Major General Michael Keating AO speaking at a local ARM event

He was appointed a Member of the Order of Australia in June 1993 in recognition of his service as Commander 3rd Brigade and as an Officer in June 2000 for distinguished service to the ADF and to the Australian Army in high level command and staff appointments.

He was retired in January 2001 after 37 years service.

Since then Mike has contributed to the community in a voluntary capacity working with a college at the University of Queensland, his local neighbourhood residents’ association, and a Sudanese refugee family living in Brisbane. He is an accredited practicing mediator, and worked part-time for a time with the Queensland Department of Justice. More recently, his work for the ARM has meant he has had to discontinue performing this role.
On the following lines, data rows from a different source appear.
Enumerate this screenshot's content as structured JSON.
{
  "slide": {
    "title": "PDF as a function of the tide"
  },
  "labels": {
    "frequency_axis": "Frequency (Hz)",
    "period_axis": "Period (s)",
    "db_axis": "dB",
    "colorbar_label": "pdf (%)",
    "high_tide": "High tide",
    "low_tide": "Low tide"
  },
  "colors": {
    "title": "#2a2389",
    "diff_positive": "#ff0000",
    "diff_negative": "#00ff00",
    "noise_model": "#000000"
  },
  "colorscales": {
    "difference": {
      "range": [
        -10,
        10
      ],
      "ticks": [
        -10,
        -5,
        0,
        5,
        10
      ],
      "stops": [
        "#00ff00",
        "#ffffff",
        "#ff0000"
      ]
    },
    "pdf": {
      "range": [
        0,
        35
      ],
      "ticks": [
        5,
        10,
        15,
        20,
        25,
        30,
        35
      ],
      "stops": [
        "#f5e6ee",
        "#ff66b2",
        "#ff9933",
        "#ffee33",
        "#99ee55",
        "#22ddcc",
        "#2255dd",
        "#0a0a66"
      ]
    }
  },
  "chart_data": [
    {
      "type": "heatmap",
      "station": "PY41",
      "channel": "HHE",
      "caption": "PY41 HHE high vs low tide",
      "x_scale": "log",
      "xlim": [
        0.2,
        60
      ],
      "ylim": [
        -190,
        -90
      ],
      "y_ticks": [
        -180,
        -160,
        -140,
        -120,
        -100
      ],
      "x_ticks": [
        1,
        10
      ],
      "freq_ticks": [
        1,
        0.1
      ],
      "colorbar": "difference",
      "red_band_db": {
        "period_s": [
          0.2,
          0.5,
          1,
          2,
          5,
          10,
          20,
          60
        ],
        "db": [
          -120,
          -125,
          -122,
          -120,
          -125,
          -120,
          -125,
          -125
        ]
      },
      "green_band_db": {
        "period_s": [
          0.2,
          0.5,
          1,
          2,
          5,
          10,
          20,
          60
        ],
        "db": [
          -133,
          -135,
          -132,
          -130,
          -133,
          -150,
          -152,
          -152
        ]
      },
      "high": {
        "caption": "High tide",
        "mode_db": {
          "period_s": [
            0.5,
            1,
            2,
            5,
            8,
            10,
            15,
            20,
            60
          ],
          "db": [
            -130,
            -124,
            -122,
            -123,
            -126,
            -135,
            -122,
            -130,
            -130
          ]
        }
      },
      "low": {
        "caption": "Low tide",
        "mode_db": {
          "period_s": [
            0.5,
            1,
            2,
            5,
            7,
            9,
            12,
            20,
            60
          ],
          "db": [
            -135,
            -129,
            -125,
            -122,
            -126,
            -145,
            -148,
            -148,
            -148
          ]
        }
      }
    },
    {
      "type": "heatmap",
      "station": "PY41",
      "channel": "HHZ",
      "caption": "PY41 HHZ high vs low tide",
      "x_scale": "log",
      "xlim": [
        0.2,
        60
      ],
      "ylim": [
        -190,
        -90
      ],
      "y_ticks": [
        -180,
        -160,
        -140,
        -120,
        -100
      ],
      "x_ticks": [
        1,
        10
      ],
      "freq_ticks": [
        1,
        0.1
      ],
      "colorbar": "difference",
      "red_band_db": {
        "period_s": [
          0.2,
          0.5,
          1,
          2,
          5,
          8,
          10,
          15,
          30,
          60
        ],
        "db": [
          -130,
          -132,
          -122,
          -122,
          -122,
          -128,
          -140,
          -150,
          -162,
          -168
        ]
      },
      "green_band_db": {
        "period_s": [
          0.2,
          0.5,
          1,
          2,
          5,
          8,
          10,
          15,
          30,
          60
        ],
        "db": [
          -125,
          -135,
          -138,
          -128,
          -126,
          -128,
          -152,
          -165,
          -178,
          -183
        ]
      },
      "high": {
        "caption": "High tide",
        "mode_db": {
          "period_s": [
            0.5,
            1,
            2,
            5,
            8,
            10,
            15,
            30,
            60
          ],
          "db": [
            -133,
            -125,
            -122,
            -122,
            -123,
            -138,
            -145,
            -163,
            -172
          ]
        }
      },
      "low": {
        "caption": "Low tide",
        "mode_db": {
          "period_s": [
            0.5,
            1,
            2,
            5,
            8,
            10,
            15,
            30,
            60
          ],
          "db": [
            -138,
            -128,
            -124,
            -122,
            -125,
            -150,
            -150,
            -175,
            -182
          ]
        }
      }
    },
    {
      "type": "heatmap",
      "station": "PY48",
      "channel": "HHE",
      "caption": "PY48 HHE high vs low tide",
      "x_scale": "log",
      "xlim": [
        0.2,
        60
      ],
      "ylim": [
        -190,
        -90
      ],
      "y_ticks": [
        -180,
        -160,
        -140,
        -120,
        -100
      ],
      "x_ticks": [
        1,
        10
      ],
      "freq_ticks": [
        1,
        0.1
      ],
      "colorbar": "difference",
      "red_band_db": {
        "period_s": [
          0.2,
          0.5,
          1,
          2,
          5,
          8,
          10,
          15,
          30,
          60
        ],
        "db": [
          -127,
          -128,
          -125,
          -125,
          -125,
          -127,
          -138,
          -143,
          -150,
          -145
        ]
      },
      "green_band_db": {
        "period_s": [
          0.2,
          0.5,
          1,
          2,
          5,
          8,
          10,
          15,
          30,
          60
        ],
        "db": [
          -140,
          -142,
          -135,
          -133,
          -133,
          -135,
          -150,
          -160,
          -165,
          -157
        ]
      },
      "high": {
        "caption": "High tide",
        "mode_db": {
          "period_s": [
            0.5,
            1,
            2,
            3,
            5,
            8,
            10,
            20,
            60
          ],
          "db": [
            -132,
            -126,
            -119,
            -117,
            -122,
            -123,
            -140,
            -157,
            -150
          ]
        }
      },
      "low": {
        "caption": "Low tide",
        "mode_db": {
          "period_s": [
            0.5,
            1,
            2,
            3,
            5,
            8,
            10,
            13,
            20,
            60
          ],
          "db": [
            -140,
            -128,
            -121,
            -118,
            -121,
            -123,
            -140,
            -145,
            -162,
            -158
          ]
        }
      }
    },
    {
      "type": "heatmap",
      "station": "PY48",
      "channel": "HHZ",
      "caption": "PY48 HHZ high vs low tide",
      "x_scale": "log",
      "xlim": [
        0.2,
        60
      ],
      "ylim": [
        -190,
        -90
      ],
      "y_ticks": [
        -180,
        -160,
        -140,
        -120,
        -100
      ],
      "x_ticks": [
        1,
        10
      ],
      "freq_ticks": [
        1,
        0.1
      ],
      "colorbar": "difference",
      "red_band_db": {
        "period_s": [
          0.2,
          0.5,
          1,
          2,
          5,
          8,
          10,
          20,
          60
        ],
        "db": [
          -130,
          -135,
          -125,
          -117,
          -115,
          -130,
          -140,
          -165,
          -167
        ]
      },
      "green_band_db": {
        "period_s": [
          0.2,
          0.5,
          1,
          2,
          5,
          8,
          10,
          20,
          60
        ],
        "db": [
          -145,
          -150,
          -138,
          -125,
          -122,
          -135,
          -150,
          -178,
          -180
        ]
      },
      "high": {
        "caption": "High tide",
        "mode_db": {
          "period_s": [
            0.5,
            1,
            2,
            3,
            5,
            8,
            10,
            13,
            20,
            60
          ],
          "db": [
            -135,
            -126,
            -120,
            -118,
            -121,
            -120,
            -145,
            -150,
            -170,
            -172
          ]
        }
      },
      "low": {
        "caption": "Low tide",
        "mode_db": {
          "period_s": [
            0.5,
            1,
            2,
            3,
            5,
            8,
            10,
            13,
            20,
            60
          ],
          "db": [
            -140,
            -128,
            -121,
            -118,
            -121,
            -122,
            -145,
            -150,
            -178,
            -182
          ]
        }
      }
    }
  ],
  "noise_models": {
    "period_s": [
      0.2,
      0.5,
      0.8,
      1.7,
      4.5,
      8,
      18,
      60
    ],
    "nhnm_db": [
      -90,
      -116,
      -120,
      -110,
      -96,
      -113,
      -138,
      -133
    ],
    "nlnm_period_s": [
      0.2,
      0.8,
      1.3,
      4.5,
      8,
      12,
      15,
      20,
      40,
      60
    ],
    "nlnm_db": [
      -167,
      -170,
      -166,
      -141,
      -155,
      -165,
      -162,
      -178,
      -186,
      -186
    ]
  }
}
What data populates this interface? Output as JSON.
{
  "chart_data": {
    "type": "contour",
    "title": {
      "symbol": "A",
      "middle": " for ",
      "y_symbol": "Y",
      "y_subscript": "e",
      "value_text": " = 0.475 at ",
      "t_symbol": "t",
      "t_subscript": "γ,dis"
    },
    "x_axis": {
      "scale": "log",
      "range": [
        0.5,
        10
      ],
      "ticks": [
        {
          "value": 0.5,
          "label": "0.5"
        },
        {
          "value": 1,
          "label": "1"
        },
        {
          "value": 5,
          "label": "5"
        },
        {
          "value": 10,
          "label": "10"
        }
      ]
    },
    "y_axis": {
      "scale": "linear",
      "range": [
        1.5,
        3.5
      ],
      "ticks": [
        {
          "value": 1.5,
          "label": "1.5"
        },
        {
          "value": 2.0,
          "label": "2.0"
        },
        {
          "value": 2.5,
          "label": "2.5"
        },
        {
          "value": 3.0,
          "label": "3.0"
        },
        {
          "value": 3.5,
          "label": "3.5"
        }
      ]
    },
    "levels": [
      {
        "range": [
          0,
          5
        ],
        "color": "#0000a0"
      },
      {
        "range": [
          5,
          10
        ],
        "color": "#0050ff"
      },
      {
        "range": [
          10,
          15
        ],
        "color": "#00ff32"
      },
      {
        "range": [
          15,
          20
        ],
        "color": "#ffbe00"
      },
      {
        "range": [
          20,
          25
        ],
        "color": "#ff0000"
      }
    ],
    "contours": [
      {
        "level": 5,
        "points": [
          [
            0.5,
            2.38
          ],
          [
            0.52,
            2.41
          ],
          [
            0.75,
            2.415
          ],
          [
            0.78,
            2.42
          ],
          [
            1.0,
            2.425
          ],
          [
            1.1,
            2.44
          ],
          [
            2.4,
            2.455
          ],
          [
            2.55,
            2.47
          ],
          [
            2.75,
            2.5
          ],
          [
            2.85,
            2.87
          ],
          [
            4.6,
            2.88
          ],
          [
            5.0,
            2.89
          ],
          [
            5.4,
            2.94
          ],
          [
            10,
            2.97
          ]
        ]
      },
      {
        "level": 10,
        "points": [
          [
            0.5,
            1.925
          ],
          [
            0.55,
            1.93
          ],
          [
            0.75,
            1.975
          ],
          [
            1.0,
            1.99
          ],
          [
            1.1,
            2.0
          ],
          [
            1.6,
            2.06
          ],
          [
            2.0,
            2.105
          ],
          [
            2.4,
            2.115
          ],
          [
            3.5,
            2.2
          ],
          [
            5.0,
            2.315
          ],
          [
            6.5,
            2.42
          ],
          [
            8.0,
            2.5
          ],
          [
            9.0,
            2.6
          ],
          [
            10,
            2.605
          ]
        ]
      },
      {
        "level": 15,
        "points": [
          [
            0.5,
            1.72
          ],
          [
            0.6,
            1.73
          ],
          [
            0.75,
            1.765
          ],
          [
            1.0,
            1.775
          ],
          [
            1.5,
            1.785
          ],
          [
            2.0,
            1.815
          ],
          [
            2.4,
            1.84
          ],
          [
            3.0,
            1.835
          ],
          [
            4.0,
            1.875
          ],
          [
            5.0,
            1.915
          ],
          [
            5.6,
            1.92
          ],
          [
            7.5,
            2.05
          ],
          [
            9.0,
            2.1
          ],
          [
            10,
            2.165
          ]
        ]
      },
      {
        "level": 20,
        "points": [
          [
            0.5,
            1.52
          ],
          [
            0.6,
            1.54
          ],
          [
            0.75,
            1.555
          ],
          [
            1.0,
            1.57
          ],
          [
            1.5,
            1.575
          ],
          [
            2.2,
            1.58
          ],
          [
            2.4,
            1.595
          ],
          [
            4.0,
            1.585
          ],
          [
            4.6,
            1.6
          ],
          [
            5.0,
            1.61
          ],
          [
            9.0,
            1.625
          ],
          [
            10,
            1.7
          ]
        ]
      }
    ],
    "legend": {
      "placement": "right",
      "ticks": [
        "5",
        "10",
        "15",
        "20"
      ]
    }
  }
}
In his leisure time, Mike has enjoyed renovating the family’s 100 years old Queenslander, trying to improve his golf and being a companion to his Bassett Hound , Arnold.

Qualifications: Major General M.J.Keating, AO, BA(Qld), DUniv (Hon) SCU, rcds, psc.

Mike Keating has said the following when asked why he is a republican:


It’s about our future. We need to have an unambiguous Australian identity which embraces our various heritages and our espoused ethos in 2010. We say we are egalitarian, we say we value women equally, we say we value all religions equally and we say we respect those who achieve through their own efforts.  We say all those things, but we allow a foreign borrowed monarch, who must be the first born son (unless a male is not available) of a particular English-German aristocratic family, who must belong to the Church of England and who achieves the position without any individual effort of their own to remain at the apex of our constitutional arrangements.

Whatever it is the Queen does, we do not want or need her to do it for Australia. We have plenty of Australians who could be our Head of State and who could unambiguously represent us, the Australian people. The Australian people should be sovereign in our Australian democracy.